The Commonwealth breached the social contract between the government and the public in its controversial purchase of land for the Western Sydney Airport, a NSW parliamentary report has found.

Committee Chair Tim Ayres

If ever there was evidence of the need for a federal anti-corruption body, this is it, the Upper House Finance and Public Administration Committee says.

The planning, construction and management of the Western Sydney Airport, being developed on approximately 1800 hectares of Commonwealth-owned land at Badgerys Creek about 50km from the CBD, was referred to the committee late last year.

The committee also looked at the $30 million purchase, by the federal Department of Infrastructure, of a parcel of agricultural land known as the Leppington Triangle, for what turned out to be ten times its market value.

“It is clear that this transaction has breached the social contract between the Commonwealth and the public, by not providing any clear value for money and by creating arbitrary differences between landholders with varying degrees of access to decision-makers,” the committee says in a report tabled in parliament this month.

It is clear from … the serious administrative and acquisition issues around the Leppington Triangle purchase, and other recent examples of public administration … that a federal integrity body must be established as a matter of priority

NSW Finance and Public Administration References Committee

“It is also clear from the views put forward during this inquiry, from the serious administrative and acquisition issues around the Leppington Triangle purchase, and other recent examples of public administration … that a federal integrity body must be established as a matter of priority.”

Probity questions

The 12.26 hectare Leppingon Triangle was bought by the department’s Western Sydney Unit for almost $30 million in July 2018 to provide additional land for a second runway at the airport.

Finance papers from the department valued the land at $3 million a year later.

A report on the purchase of the land, released by the national audit office on September 21 2020, raised questions around the integrity of the acquisition and raised questions about whether probity requirements had been followed.

It concluded that the valuation approach taken by the Department was ‘not appropriate’ and that it ‘inflated the value of the land’ leading the government to overpay.

‘Clear evidence of failings’

The committee backs the findings of the ANAO report, saying it provides “clear evidence of the failings in administration by the Department of Infrastructure, in the purchase of the Leppington Triangle land”.

It adds that the episode highlights the need for a federal ICAC.

“The Labor government has committed to establishing an independent and powerful national integrity commission,” the committee says.

“This commission will promote proper public administration and provide a vital accountability measure to rebuild public trust in the administration of Commonwealth funds.
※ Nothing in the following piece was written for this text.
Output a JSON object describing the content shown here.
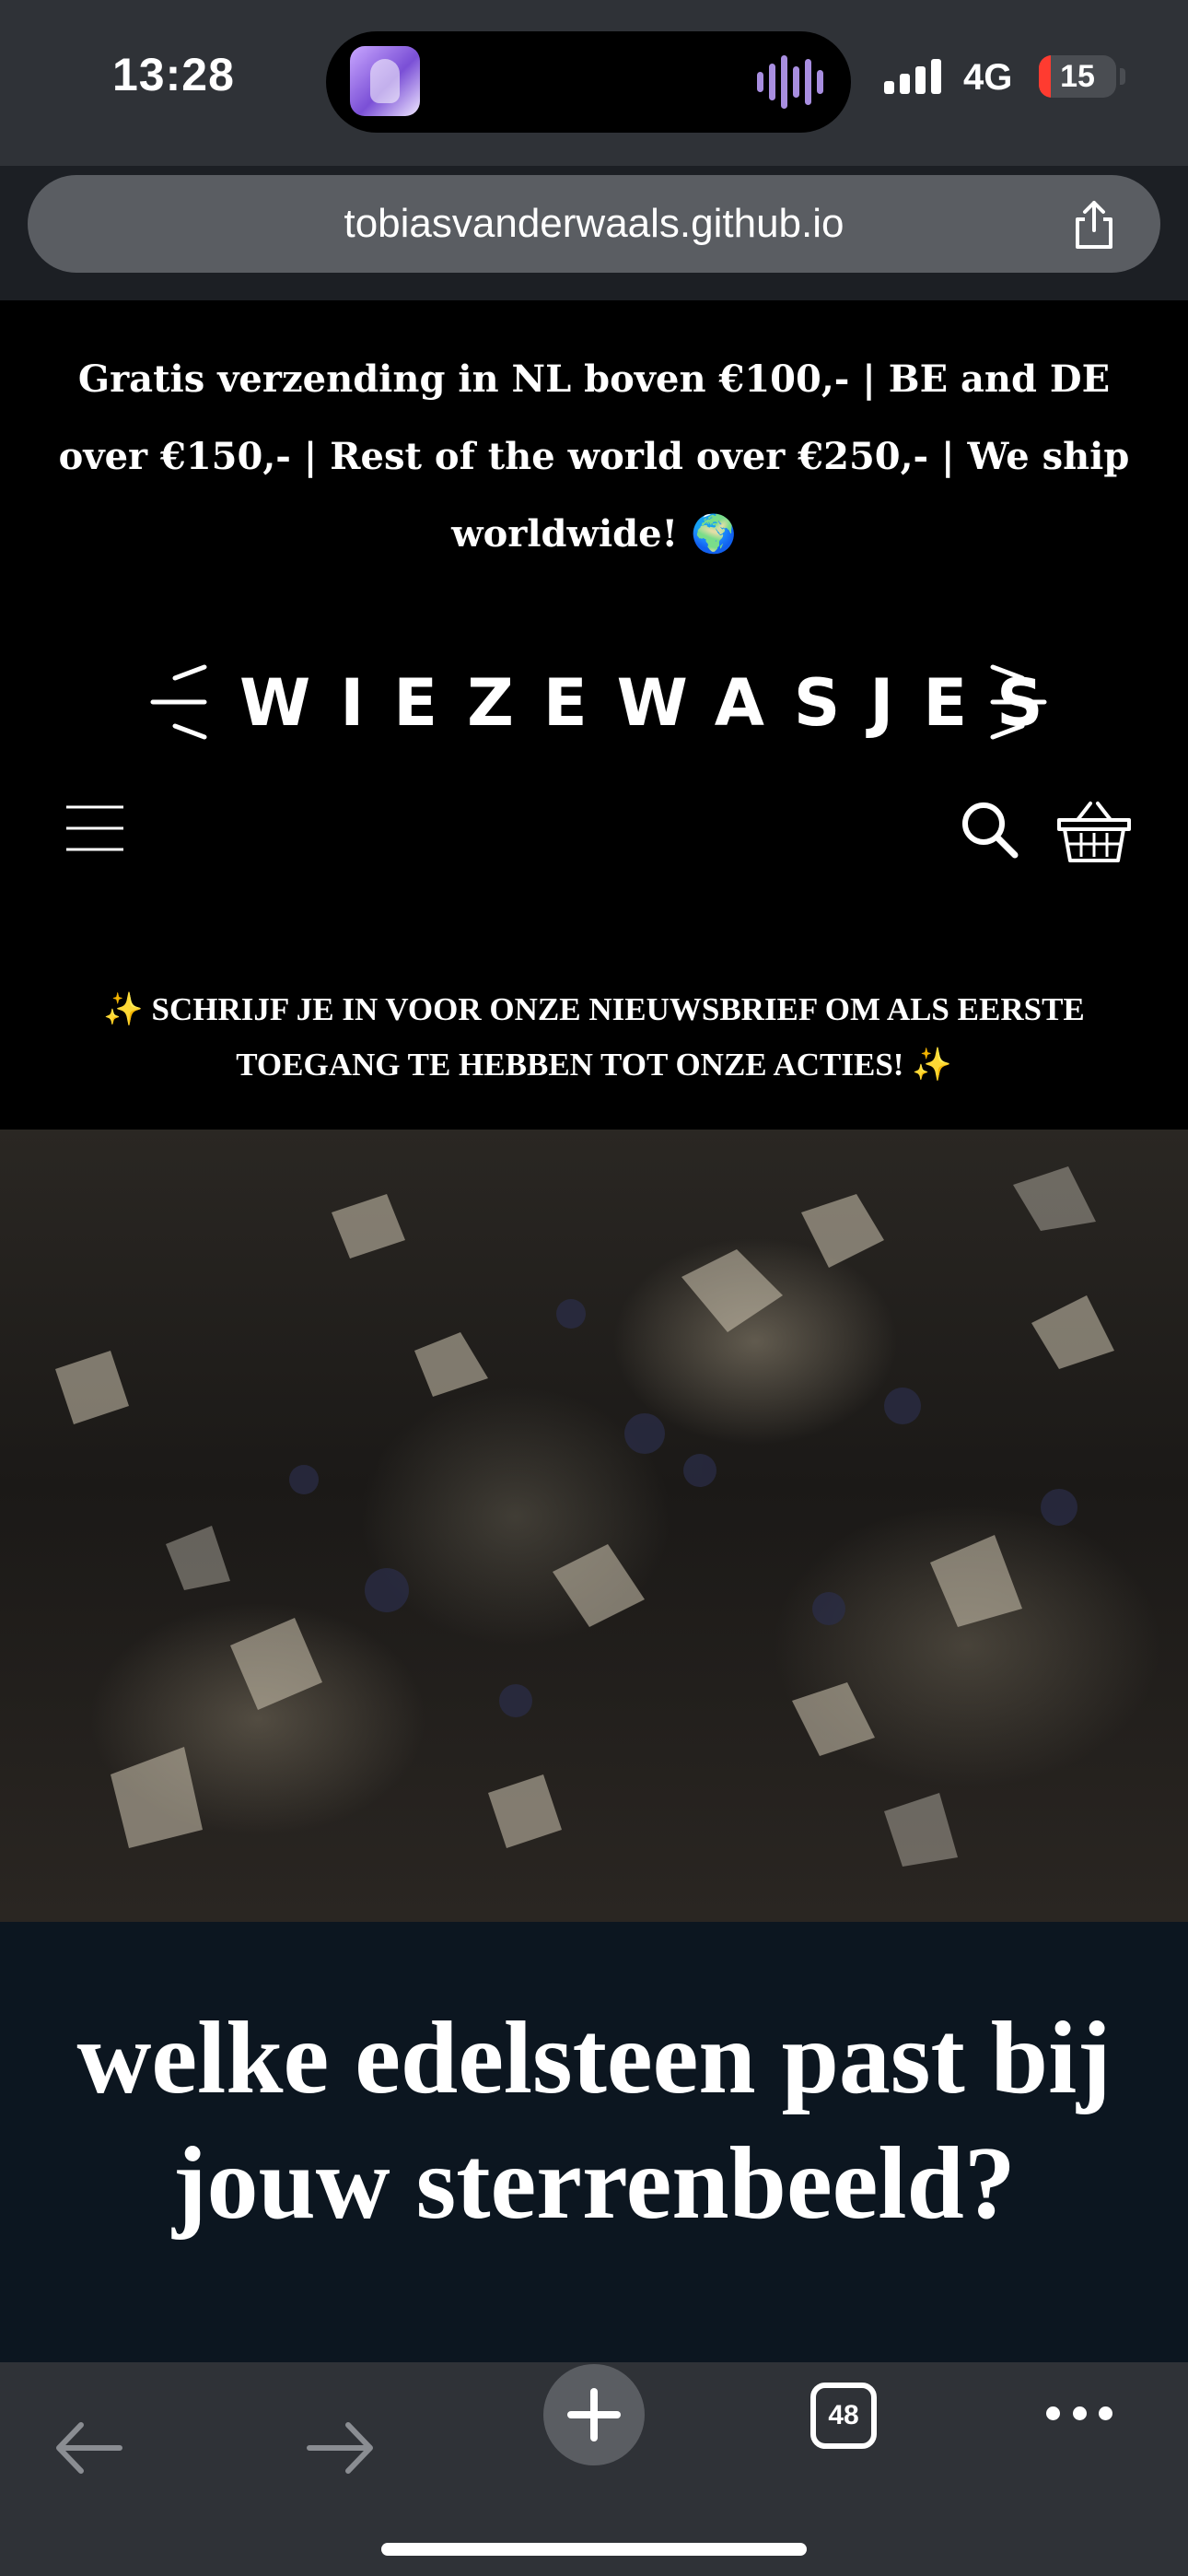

“It will also ensure that any future significant Commonwealth transactions, like that of the Leppington Triangle, represent value for money for the taxpayer and adhere to the relevant Commonwealth procurement rules.”

Western Sydney Airport Timeline:

March 2012 – Land in Badgerys Creek is identified as the best site for a second Sydney airport. The land is acquired by the Commonwealth

April 2014 – Badgery’s Creek is officially announced as the site of the new airport

Aug 2017 – Western Sydney Airport Corporation Ltd (WSA Co) is established asn a commonwealth owned company and tasked with building the airport

June 2018 – The Department of Infrastructure buys the Leppington Triangle land for $30 million

Sept 2018 – construction of the airport begins

Sept 2020 – ANAO report finds the Leppington land was purchased for 10 times what it was valued at

2026 – Airport operations are expected to start

Comment below to have your say on this story.

If you have a news story or tip-off, get in touch at  

Sign up to the Government News newsletter

One thought on “Airport land sale ‘breached social contract’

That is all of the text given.